Per capire come si lavorava a Rubiera abbiamo intervistato Ezio Fantinati, 83 anni. È modenese ed è stato operaio per un anno all’Eternit, nel 1961. «Ho problemi alle vie respiratorie — racconta Fantinati — mi hanno dovuto operare per permettermi di respirare. Non avevamo protezioni e inalavamo le polveri. I vestiti, che la sera si riempivano di amianto, ce li portavamo a casa, mia moglie li doveva lavare. Gli scarti d’amianto venivano gettati vicino alla ferrovia nel retro. Dopo un anno sono scappato dalla fabbrica». Fantinati si è costituito parte civile al processo di Torino, sul suo comodino c’è un’intera farmacia di pillole e spray.
Oggi un’altra questione sono gli abbandoni abusivi. «Il problema c’è quando chi smantella l’amianto, soprattutto le onduline, vuole abbattere i costi di lavoro — spiega Massimo Becchi, presidente Legambiente Reggio — sono i privati che smaltiscono il materiale nelle carreggiate oppure le ditte autorizzate alla bonifica che fanno grossi sconti ai cittadini sui lavori, anche del 50%, ma poi non smaltiscono l’amianto in modo corretto. Ogni anno riceviamo 200 segnalazioni di rifiuti abbandonati, un 15-20% presenta eternit». Dietro alle bonifiche troppo facili spesso c’è anche l’ombra del lavoro nero. «Ci siamo trovati davanti a situazioni assurde — ricorda Becchi — tra Cadelbosco e Roncocesi abbiamo visto immigrati sui tetti che con un piede di porco staccavano l’eternit e lo buttavano di sotto.

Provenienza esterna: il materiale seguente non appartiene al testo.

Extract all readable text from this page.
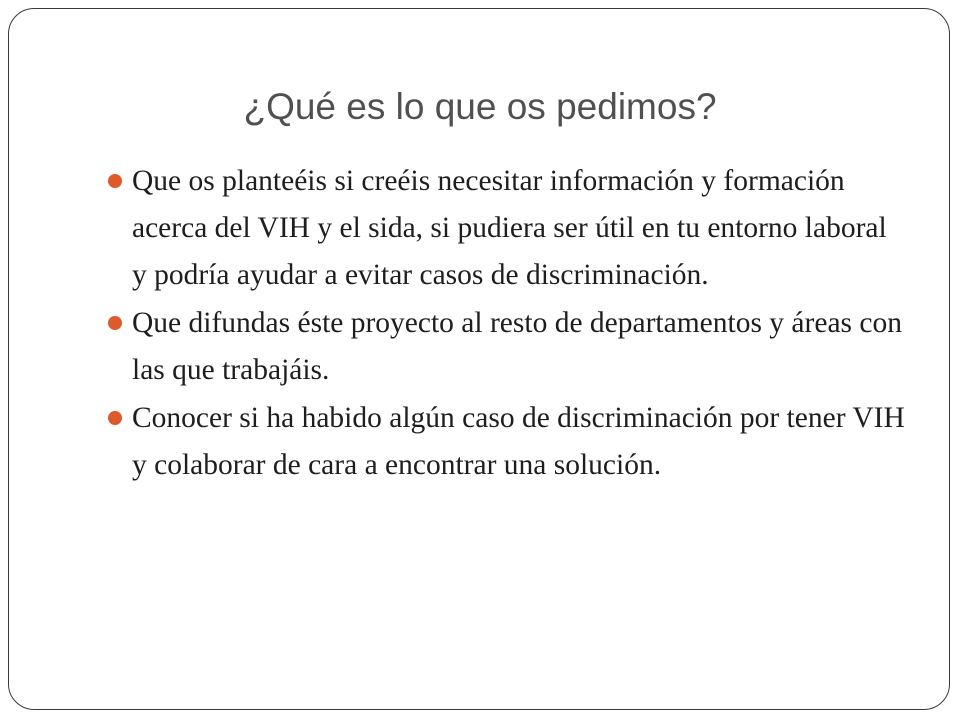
¿Qué es lo que os pedimos?
Que os planteéis si creéis necesitar información y formación acerca del VIH y el sida, si pudiera ser útil en tu entorno laboral y podría ayudar a evitar casos de discriminación.
Que difundas éste proyecto al resto de departamentos y áreas con las que trabajáis.
Conocer si ha habido algún caso de discriminación por tener VIH y colaborar de cara a encontrar una solución.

Questo vi fa capire quanto lavoro in nero c’è in questo settore. Qualcuno ci sta facendo i soldi, sfruttando l’ignoranza altrui».
Il documentario mostra anche i depositi abusivi che ogni settimana vengono scoperti dalle Guardie giurate ecologiche volontarie, le telecamere documentano lo stato delle lastre di eternit nei capannoni delle ex officine reggiane. A Reggio, vista la portata della problematica è nato il Comitato osservazione rischio amianto (Cora).
Ogni anno, nella nostra provincia, si riscontrano circa 15 casi di mesotelioma, il picco dei morti sarà nei prossimi 8-10 anni, perché il tumore ha un periodo di incubazione che può raggiungere i 40 anni. Questa strage si sarebbe potuta evitare? Perché le istituzioni non hanno agito tempestivamente? «244- Il numero dell’amianto» cerca di rispondere a queste domande mentre i familiari delle vittime attendono la storica sentenza del processo Eternit.